I had set it up in spring 1985 after working for Citycorp in New York: I was advising in leveraged buyouts in 1980, and came back a year later.
Eric joined Schroder with the intention of being on the industrial and commercial side of the business. He was one of two people looking after things and sorting problems, rather than deal execution. To some extent, he has remained in that mode. He is loved by managers, sometimes to excess. It's very difficult to imagine Eric as a duplicitous conspirator. He expects me to look after the investors.
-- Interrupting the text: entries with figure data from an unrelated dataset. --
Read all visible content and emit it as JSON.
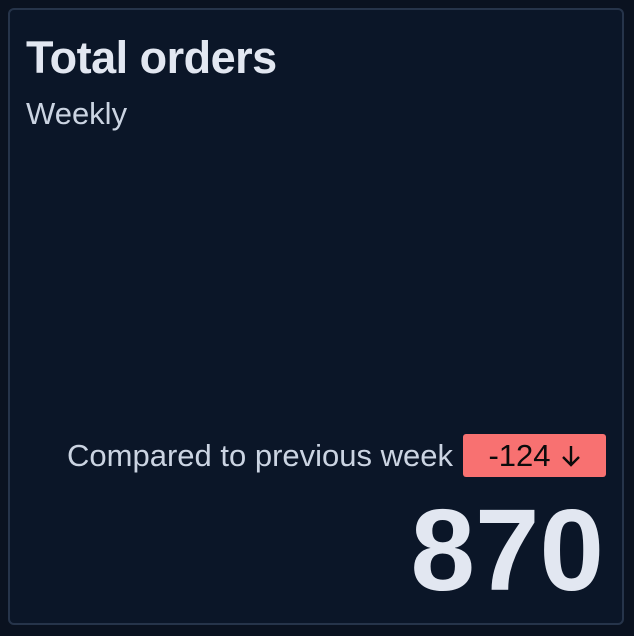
{
  "card": {
    "title": "Total orders",
    "subtitle": "Weekly",
    "comparison_label": "Compared to previous week",
    "delta": "-124",
    "delta_icon": "arrow-down-icon",
    "delta_color": "#f87171",
    "value": "870"
  }
}
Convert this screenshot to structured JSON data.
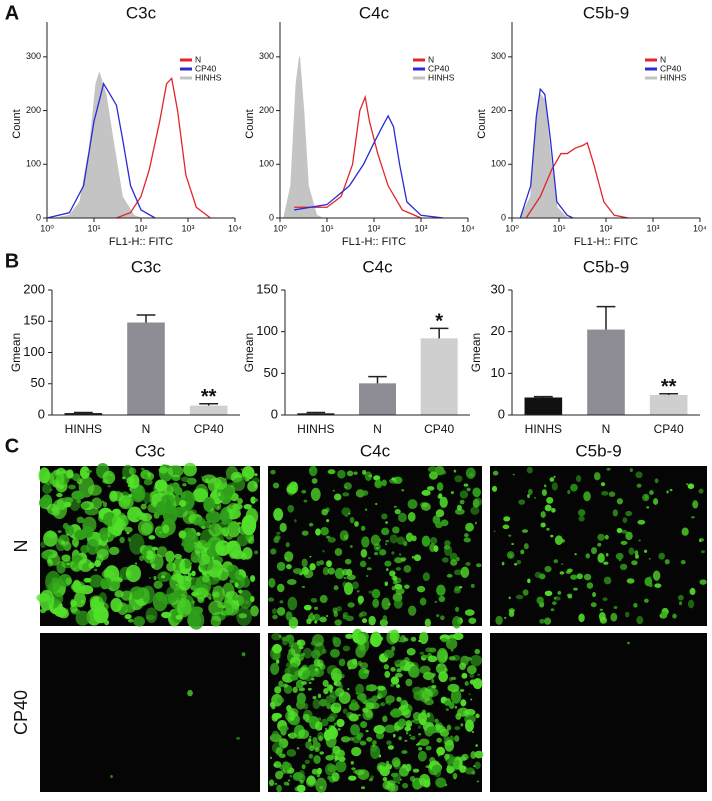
{
  "figure": {
    "panel_labels": [
      "A",
      "B",
      "C"
    ],
    "images": {
      "columns": [
        "C3c",
        "C4c",
        "C5b-9"
      ],
      "rows": [
        "N",
        "CP40"
      ]
    }
  },
  "chart_data": [
    {
      "type": "line",
      "title": "C3c",
      "x_label": "FL1-H:: FITC",
      "y_label": "Count",
      "xscale": "log",
      "xlim": [
        1,
        10000
      ],
      "xticks": [
        {
          "value": 1,
          "label": "10⁰"
        },
        {
          "value": 10,
          "label": "10¹"
        },
        {
          "value": 100,
          "label": "10²"
        },
        {
          "value": 1000,
          "label": "10³"
        },
        {
          "value": 10000,
          "label": "10⁴"
        }
      ],
      "ylim": [
        0,
        350
      ],
      "yticks": [
        0,
        100,
        200,
        300
      ],
      "legend": "upper right",
      "series": [
        {
          "name": "N",
          "color": "#e0262b",
          "x": [
            30,
            60,
            100,
            150,
            250,
            350,
            450,
            600,
            900,
            1500,
            3000
          ],
          "values": [
            0,
            10,
            40,
            90,
            180,
            250,
            260,
            200,
            80,
            20,
            0
          ]
        },
        {
          "name": "CP40",
          "color": "#2b2bd6",
          "x": [
            1,
            3,
            6,
            10,
            16,
            22,
            30,
            40,
            60,
            100,
            200
          ],
          "values": [
            0,
            10,
            60,
            180,
            250,
            230,
            210,
            150,
            60,
            15,
            0
          ]
        },
        {
          "name": "HINHS",
          "color": "#c4c4c4",
          "filled": true,
          "x": [
            1.5,
            3,
            5,
            8,
            11,
            13,
            18,
            25,
            40,
            70,
            100
          ],
          "values": [
            0,
            5,
            30,
            130,
            250,
            270,
            230,
            150,
            40,
            5,
            0
          ]
        }
      ]
    },
    {
      "type": "line",
      "title": "C4c",
      "x_label": "FL1-H:: FITC",
      "y_label": "Count",
      "xscale": "log",
      "xlim": [
        1,
        10000
      ],
      "xticks": [
        {
          "value": 1,
          "label": "10⁰"
        },
        {
          "value": 10,
          "label": "10¹"
        },
        {
          "value": 100,
          "label": "10²"
        },
        {
          "value": 1000,
          "label": "10³"
        },
        {
          "value": 10000,
          "label": "10⁴"
        }
      ],
      "ylim": [
        0,
        350
      ],
      "yticks": [
        0,
        100,
        200,
        300
      ],
      "legend": "upper right",
      "series": [
        {
          "name": "N",
          "color": "#e0262b",
          "x": [
            2,
            5,
            10,
            20,
            35,
            50,
            65,
            80,
            120,
            200,
            400,
            1000
          ],
          "values": [
            20,
            20,
            20,
            40,
            100,
            200,
            225,
            180,
            120,
            60,
            15,
            0
          ]
        },
        {
          "name": "CP40",
          "color": "#2b2bd6",
          "x": [
            2,
            10,
            30,
            60,
            100,
            150,
            200,
            260,
            350,
            500,
            1000,
            3000
          ],
          "values": [
            15,
            25,
            60,
            100,
            140,
            170,
            190,
            170,
            100,
            30,
            5,
            0
          ]
        },
        {
          "name": "HINHS",
          "color": "#c4c4c4",
          "filled": true,
          "x": [
            1.2,
            1.7,
            2.2,
            2.6,
            3.2,
            4,
            6,
            8
          ],
          "values": [
            0,
            60,
            250,
            300,
            200,
            60,
            5,
            0
          ]
        }
      ]
    },
    {
      "type": "line",
      "title": "C5b-9",
      "x_label": "FL1-H:: FITC",
      "y_label": "Count",
      "xscale": "log",
      "xlim": [
        1,
        10000
      ],
      "xticks": [
        {
          "value": 1,
          "label": "10⁰"
        },
        {
          "value": 10,
          "label": "10¹"
        },
        {
          "value": 100,
          "label": "10²"
        },
        {
          "value": 1000,
          "label": "10³"
        },
        {
          "value": 10000,
          "label": "10⁴"
        }
      ],
      "ylim": [
        0,
        350
      ],
      "yticks": [
        0,
        100,
        200,
        300
      ],
      "legend": "upper right",
      "series": [
        {
          "name": "N",
          "color": "#e0262b",
          "x": [
            2,
            4,
            7,
            11,
            15,
            22,
            32,
            40,
            55,
            90,
            150,
            300
          ],
          "values": [
            0,
            40,
            90,
            120,
            120,
            130,
            135,
            140,
            100,
            30,
            5,
            0
          ]
        },
        {
          "name": "CP40",
          "color": "#2b2bd6",
          "x": [
            1.5,
            2.5,
            3.3,
            4,
            5,
            6.5,
            9,
            15,
            20
          ],
          "values": [
            0,
            60,
            190,
            240,
            230,
            150,
            30,
            5,
            0
          ]
        },
        {
          "name": "HINHS",
          "color": "#c4c4c4",
          "filled": true,
          "x": [
            1.5,
            2.5,
            3.3,
            4,
            5,
            6.5,
            9,
            15
          ],
          "values": [
            0,
            40,
            180,
            230,
            220,
            120,
            20,
            0
          ]
        }
      ]
    },
    {
      "type": "bar",
      "title": "C3c",
      "y_label": "Gmean",
      "categories": [
        "HINHS",
        "N",
        "CP40"
      ],
      "values": [
        3,
        148,
        15
      ],
      "errors": [
        1,
        12,
        3
      ],
      "colors": [
        "#111111",
        "#8e8c95",
        "#cfcfcf"
      ],
      "ylim": [
        0,
        200
      ],
      "yticks": [
        0,
        50,
        100,
        150,
        200
      ],
      "annotation": "**"
    },
    {
      "type": "bar",
      "title": "C4c",
      "y_label": "Gmean",
      "categories": [
        "HINHS",
        "N",
        "CP40"
      ],
      "values": [
        2,
        38,
        92
      ],
      "errors": [
        1,
        8,
        12
      ],
      "colors": [
        "#111111",
        "#8e8c95",
        "#cfcfcf"
      ],
      "ylim": [
        0,
        150
      ],
      "yticks": [
        0,
        50,
        100,
        150
      ],
      "annotation": "*"
    },
    {
      "type": "bar",
      "title": "C5b-9",
      "y_label": "Gmean",
      "categories": [
        "HINHS",
        "N",
        "CP40"
      ],
      "values": [
        4.2,
        20.5,
        4.8
      ],
      "errors": [
        0.2,
        5.5,
        0.3
      ],
      "colors": [
        "#111111",
        "#8e8c95",
        "#cfcfcf"
      ],
      "ylim": [
        0,
        30
      ],
      "yticks": [
        0,
        10,
        20,
        30
      ],
      "annotation": "**"
    }
  ]
}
With Eric what you see is what you get: you know exactly where you are with him. He's bright and extremely decisive and he gets 90 per cent of decisions right. He's very organised, very tidy: his office desk is clean and he doesn't leave a meeting with open issues. His personal life is the same way. He's married to a Swiss lady, and that seems appropriate.
Schroder wanted their ball back in 1993. They'd given too much independence to the troops. I had built it up from myself and a secretary to a huge business. In that year, we had realised over 100 per cent of the cost basis of the portfolio. I went to Apax for two years. That was good, but not perfect: it is a group with lots of meetings and discussions. Eventually that irritated me - so I set Alchemy up on 20 January 1997.
We decided we were going to have a non-standard funding structure. It's a 12-month rolling arrangement and much more flexible. Investors were able to come in one at a time. It was novel and brilliant, because it got us going quickly. We were operational in weeks.
We have a non-auction policy, a really serious decision, because 80 per cent is auction. But it makes us extremely efficient, because the deals we work on tend to happen. We are the smallest professional team in the league table, one-twentieth the size of 3i, so to have the managing partner to do a deal is reasonably unusual. Our marketing efforts and expenditure have been trivial: we have nice brochures and chocolate bars in reception, and try to treat people well, and that's about it.
We have meetings every Monday morning, and even the secretaries join in. Everybody co-invests in every deal because they believe they will make money. Part of our strategy is to stay the same size and we feel we're near the perfect size. We haven't got much more in the way of objectives: we have no firm strategic steps in mind. I'm 48 and he is 54: we have got to a stage where we don't have a great deal to prove. We work because we enjoy it.
If Eric and I have a disagreement, it can last as long as 15 seconds. The great thing is that he doesn't dig his heels in. He says, yes, I'm wrong - and that's it. It's gone.
We do have one terrible defect - we like to go to bed early. So when we go to the theatre, we go to matinees, because we both need to sleep.
ERIC WALTERS: I was working for Grand Metropolitan and Allen Sheppard started talking about how he enjoyed working with Jon Moulton. I had never met him. I didn't want to go to America for family reasons. I got a pay-off, and a smart headhunter rang me and put me in the direction of Schroder Ventures. I found Jon incisive and decisive, a kindred spirit.
He would never settle in a place such as Schroder. There was a spat, and that particular spat had its human dramas, but there was never any drama between me and Jon. I was absolutely of his camp. If he had founded Alchemy at that point, I would have joined him, and I told him that. He chose to join Apax. He underplayed himself. He thought if he set up on his own, it would take a long time to see money from institutions. He was wrong: he didn't understand his own worth. He just couldn't believe it could be done so quickly.
I stayed with Schroder Ventures but I was bored out of my brain because of the absence of Jon and the scale of it. It's a big operation. There were lots of meetings and committees. Jon said to me: "Stop fooling round. Come and join me." He had just started Alchemy. My daughter said: "You love working with Jon and you always talk about him. Why don't you go and join him?" I thought: "You're right."
Venture capital, to me, is like some sort of heaven. I go home most days and say: "Guess what happened to me?" It's a complete buzz non-stop. Being at Alchemy is like the early days at Schroder Ventures, and people say to me: "You're reinvigorated." It's a combination of working with Jon and the small scale in terms of bodies. It's to do with the hunter- gatherer syndrome, being in groups of 5 to 15. We genuinely don't have clogged arteries.
We focus on difficult deals. That's easy to say and a lot of people talk about it, but you can't just wake up one morning and say: "We'll do loss-making transactions." For us, it's pretty cool. It's not by chance. We have a tremendous mix of different backgrounds, and that's vital. I've learnt a tremendous amount and I'm still learning. I'm Steady Eddy: I react evenly. I'm not casual, but I take everything calmly. Jon is more mercurial. It's a good combination, but our views tend to come into line.
Jon was really focused in creating something, but he has loosened up and he'll take a long weekend in France, and go skiing. I am not a financial guy - I learnt on the job - but working with Jon has opened a window on a world I had never dreamt of.